Other approaches are the use of small interfering RNAs or micro RNAs, molecules that contribute to the regulation of gene expression at the RNA level [102]. If targeting the mutant and the normal HTT, there is always the risk that not enough mutant HTT is suppressed, while too little of the normal HTT is left. Even though in nonhuman primates suppression of normal HTT by about 30–50 % seemed safe [103], it is difficult to say how this would be in humans. There is always the possibility that the desired effects may not suffice, while the function of the normal HTT is compromised and causes harm. For this reason, allele-specific treatments would be preferable. Already there is evidence that using, e.g., CAG-directed zinc finger protein (ZFP) repressors [104], or RNAi [105], could do exactly this. With such approaches care has to be taken to ensure that other genes with CAG repeats are not targeted. Apart from the choice of novel therapeutics, two main questions remain before clinical trials can be considered. The first concerns the type of delivery. Delivery of ASO therapeutics given intrathecally would mean the ASOs reach the cortex but not deeper brain areas. The aim would thus be to lower HTT expression in cortical areas. In transgenic animals, such treatment was able to exert a beneficial effect [100]. siRNAs could be administered via a pump implanted into the putamen [106]. ZFPs and miRNAs could be delivered using viral vectors, e.g., adeno-associated viral vectors (AAV) [107]. AAV transduction has the advantage, and maybe the risk, that it only needs to be done once per patient. As AAV viruses integrate into the host genome, presumably a lifetime expression of the HTT suppressing agent is envisioned. Such an approach has been used in ALS, in Parkinson’s disease, and in congenital blindness [108, 109]. In Parkinson’s disease, neurturin AAV delivery was well tolerated, and expression of transgenes was stable several years after the initial transduction [110]. However, depending on the AAV used, an immune response to the transduction of neurons and astrocytes remains a potential risk [111].

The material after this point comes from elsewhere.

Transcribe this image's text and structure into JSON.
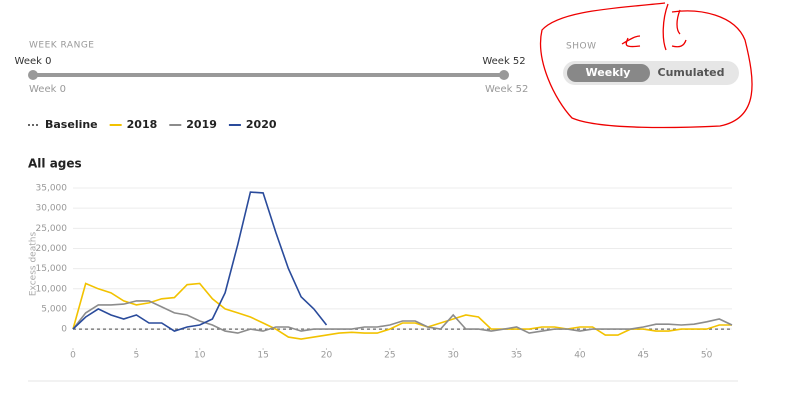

The second question concerns the appropriate readouts to use so that the effectiveness of such treatments could be assessed. In models, one can use brain tissue, but for obvious reasons this is not a possibility in humans. Therefore the development and validation of HTT-dependent biological readouts focuses on methods to measure HTT levels, both normal and mutant, or HTT aggregates [112], while at the same time evaluating other potential biomarkers [37].

Conclusions

Twenty years after the discovery of the causal CAG repeat expansion mutation in the HTT gene, Huntington’s disease remains an incurable devastating disorder. However, great progress has been made in understanding the pathophysiology of HD. This has led to the development of the first gene therapy approaches with promising results in HD model systems. This raises hopes that HD, a monogenetic fully penetrant autosomal dominant disorder, may be a model for novel therapeutics in neurodegenerative disorders. In addition, thanks to the efforts of the HD community – families, clinicians, health professionals, and researchers – standards of care are improving patients’ and families’ quality of life. HD networks (HSG, EHDN, RLAH), and their observational studies, have further laid the groundwork for conducting clinical trials of high quality on a global stage. This includes collaboration with clinical trial sponsors in designing and conducting clinical trials, preparing and training investigators, and developing the right assessment tools [113]. The time seems right for the clinical trials of the future that hopefully will change our treatment options to relieve the plight of all those affected by HD.